After Georgia’s Republican secretary of state, Brad Raffensperger, refused to throw the Georgia vote in Trump’s favor, the G.O.P.-controlled state legislature passed a bill diminishing the authority of his office, and giving itself greater control over the way elections are administered. The legislature now has the power to, among other things, challenge election officials. Bills that restrict voting access have been passed in at least seventeen other states this year. Meanwhile, Republicans in Wisconsin and in Pennsylvania have initiated investigations along the lines of the Arizona recount—representatives from both states paid visits to Maricopa County. (Similar efforts in Georgia and in Michigan resulted in no changes to the election outcomes.) Most bizarrely, the Texas secretary of state’s office announced that it will conduct a review of the 2020 results in Dallas, Harris, Tarrant, and Collin counties, even though Trump carried the state by more than six hundred thousand votes. Last week, county recounts in Idaho conducted after Mike Lindell, the MyPillow C.E.O., alleged fraud, found slightly fewer votes for Trump than were initially reported.
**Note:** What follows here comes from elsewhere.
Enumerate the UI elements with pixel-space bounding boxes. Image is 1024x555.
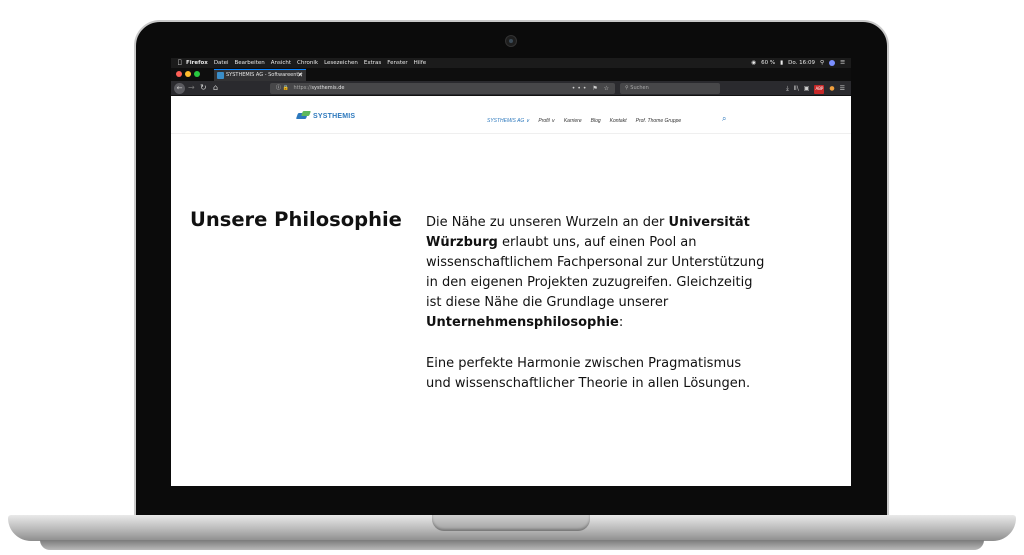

The 2000 Presidential election came down to disputed results in Florida, and was resolved by a Supreme Court ruling, in Bush v. Gore, whose partisan implications were regarded by many people as a judicial coup, but whose prescriptions were nonetheless adhered to by the Democrat who had won the popular vote but lost the Presidency. Now consider a scenario in which a Democrat wins the election, and Republican-controlled legislatures dispute the results in their states. The dangers are obvious and, given the precedent of January 6th, include the potential for violence. It’s not encouraging that one of the lessons of the Republican-led opposition to vaccine mandates and other public-health measures is that, in moments of crisis, not even the logic of self-preservation can be relied on. (Early in the pandemic, the lieutenant governor of Texas, Dan Patrick, said, in defiance of shutdowns, “There are more important things than living.”)

All this Trumpist fervor points to the importance of the Democrats in the House and the Senate taking full advantage of their control of those chambers. Countering voter-suppression efforts, more than twenty-five states have, in fact, passed bills expanding access to the ballot. These measures desperately need to be augmented by federal voting-rights legislation that is currently being held hostage by the debate over filibuster reform.

In an op-ed for the Washington Post, published in June, Senator Kyrsten Sinema, Democrat of Arizona, justified her support for the filibuster, saying that it forces legislative minorities and majorities to find compromises on legislation. But Senate Republicans have used it to prevent the For the People Act, which Sinema co-sponsored, from even coming to the floor for debate. Sinema’s own state is the clearest example of what is at stake. We may yet avert a full-fledged constitutional crisis, but, should one arrive, we can’t say we never saw it coming.